То, что мы называем случаем, означает, таким образом, для них нечто гораздо большее, чем для нас. Случай внезапно и неопровержимо открывает первобытному человеку, что тот, с кем он приключился, находится под действием одного или нескольких дурных влияний. Еще до случая этот человек был намеченной жертвой этих влияний. Вскоре должны обязательно последовать и другие беды, ибо дурное влияние (если допустить, что оно только одно) не ограничивается первым проявлением своей зловредности. Всякий, кто не устранится возможно скорее от «несчастного», разделит его несчастье.
Таким образом, дело не в отсутствии симпатии, в безразличии, в бесчувственности по отношению к хозяину или к спутнику. Первобытные люди просто повинуются эмоциональным представлениям, которые имеют такую власть над ними. Зрелище несчастного случая, само сообщение о том, что он произошел, вызывает у них своего рода рефлекс. Они не производят никаких расчетов, они не размышляют. Туземцы вовсе не говорят себе, что в случае, если останутся около того человека, которого настигло дурное влияние, они навлекут это влияние на самих себя без всякой пользы для жертвы. Они не рассуждают. Их бегство автоматическое, и обычно ничто не в состоянии их вернуть.

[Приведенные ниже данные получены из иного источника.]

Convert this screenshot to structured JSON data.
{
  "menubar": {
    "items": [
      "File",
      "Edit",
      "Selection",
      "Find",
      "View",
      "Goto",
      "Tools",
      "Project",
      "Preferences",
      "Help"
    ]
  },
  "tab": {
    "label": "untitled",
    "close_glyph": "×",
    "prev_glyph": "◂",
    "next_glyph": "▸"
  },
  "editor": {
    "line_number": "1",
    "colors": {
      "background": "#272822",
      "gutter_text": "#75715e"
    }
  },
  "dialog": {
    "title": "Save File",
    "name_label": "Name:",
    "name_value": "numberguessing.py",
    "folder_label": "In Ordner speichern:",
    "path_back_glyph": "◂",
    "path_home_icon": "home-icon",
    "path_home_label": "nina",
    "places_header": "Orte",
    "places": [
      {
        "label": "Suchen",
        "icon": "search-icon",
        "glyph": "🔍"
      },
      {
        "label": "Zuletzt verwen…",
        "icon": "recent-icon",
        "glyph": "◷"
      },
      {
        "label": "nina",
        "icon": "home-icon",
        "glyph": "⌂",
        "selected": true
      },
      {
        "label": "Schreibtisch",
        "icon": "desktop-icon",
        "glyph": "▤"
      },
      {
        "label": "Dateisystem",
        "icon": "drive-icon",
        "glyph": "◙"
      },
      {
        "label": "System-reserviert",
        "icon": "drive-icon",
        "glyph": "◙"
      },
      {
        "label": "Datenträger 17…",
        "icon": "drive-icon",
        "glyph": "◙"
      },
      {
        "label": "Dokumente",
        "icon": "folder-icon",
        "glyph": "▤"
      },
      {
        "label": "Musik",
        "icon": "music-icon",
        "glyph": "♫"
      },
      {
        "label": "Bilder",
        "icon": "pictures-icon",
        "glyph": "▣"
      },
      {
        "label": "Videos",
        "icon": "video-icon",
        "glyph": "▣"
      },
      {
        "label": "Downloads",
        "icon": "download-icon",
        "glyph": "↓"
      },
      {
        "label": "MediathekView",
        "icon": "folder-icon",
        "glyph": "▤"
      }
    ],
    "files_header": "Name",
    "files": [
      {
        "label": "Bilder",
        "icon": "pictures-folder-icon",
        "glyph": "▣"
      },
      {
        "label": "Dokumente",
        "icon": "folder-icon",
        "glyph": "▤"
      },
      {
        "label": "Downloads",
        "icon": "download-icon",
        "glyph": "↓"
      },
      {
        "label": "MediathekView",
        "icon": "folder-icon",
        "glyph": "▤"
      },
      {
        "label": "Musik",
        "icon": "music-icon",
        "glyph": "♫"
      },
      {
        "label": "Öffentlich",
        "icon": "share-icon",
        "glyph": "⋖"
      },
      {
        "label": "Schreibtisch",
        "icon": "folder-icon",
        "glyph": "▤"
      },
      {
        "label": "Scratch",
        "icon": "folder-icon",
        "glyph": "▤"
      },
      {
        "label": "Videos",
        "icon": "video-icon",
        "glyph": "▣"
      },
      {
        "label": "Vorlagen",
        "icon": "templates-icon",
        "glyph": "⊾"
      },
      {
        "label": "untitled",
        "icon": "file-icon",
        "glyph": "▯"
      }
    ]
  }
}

Столь характерное поведение имеет глубокое основание в том факте, что для первобытных людей сверхъестественный мир интимно связан с природой и что, следовательно, невидимые силы способны вмешаться в любое мгновение в то, что мы называем течением вещей. Поэтому всякая беда или просто из ряда вон выходящее событие никогда не воспринимается только как факт: они сейчас же истолковываются как проявление этих сил. Несчастный случай, беда, необычайное и смущающее явление не могут быть ничем иным, как откровением, предостережением, внезапным светом, проливаемым на таинственный мир, который выступает предметом их постоянных, хоть и не всегда осознанных, забот.
Таким образом, во всех подобных случаях первобытное мышление уделяет самим фактам гораздо меньше внимания, чем сверхъестественным реальностям, наличие и действие которых данные факты возвещают. В этом отношении первобытное мышление обнаруживает постоянную тенденцию к символизму. Оно не задерживается на самих событиях, его поражающих. Оно сейчас же ищет за событиями, что они означают. Тот или иной факт для этого мышления не что иное, как проявление потустороннего мира. Однако этот стихийный символизм вместе с тем и очень реалистичен. Символы, собственно говоря, не творения их ума. Первобытный человек находит готовыми эти символы, или, вернее, он самым непосредственным образом истолковывает в качестве символов события, которые привели в действие аффективную категорию сверхъестественного.
Отсюда вытекает еще одно следствие. Для умов, настроенных подобным образом, не существует слепого случая. Разумеется, туземцам ведомо то, что мы называем случайностью. Но поскольку подлинный несчастный случай, любая беда, большая или маленькая, для них никогда не «лишены значения» и всегда служат откровением, символом, то всякого рода неожиданный случай неизбежно обретает, на их взгляд, свое основание в проявившейся здесь невидимой силе. Отнюдь не будучи слепой случайностью, события подобного рода сами обнаруживают свою причину.
Различие между нашей манерой мыслить позитивно и мистическим мышлением первобытного человека очень ярко сказывается в следующей сцене. Один туземный начальник во французской Экваториальной Африке прибег, вопреки запрету администрации, к испытанию при помощи яда для обнаружения колдунов. Обнаружив последних таким способом, он казнил их. Его привлекли к суду. Я обязан администратору Пруто сообщением о допросе обвиняемого.
Начальник Нидуа заявляет: «Несколько дней тому назад я приказал приготовить участок для посева проса. Так как разразилась гроза, то я приказал работникам вернуться в хижины. Несколько позднее молния ударила в одну из хижин и убила четырех работников. Это не было естественно. Я позвал колдуна Гуэзимо и попросил его назвать виновников несчастного случая.
— Мне кажется, что виновницей была просто молния.
— Она зря не ударила бы в хижину. Гуэзимо расследовал и благодаря испытанию ядом установил виновных, которые были казнены по моему указанию.
— Знали ли вы, однако, что подобные действия запрещены?
— Да, я знал, но я не мог стерпеть поступков этих лиц, которые наверняка довели бы меня до смерти».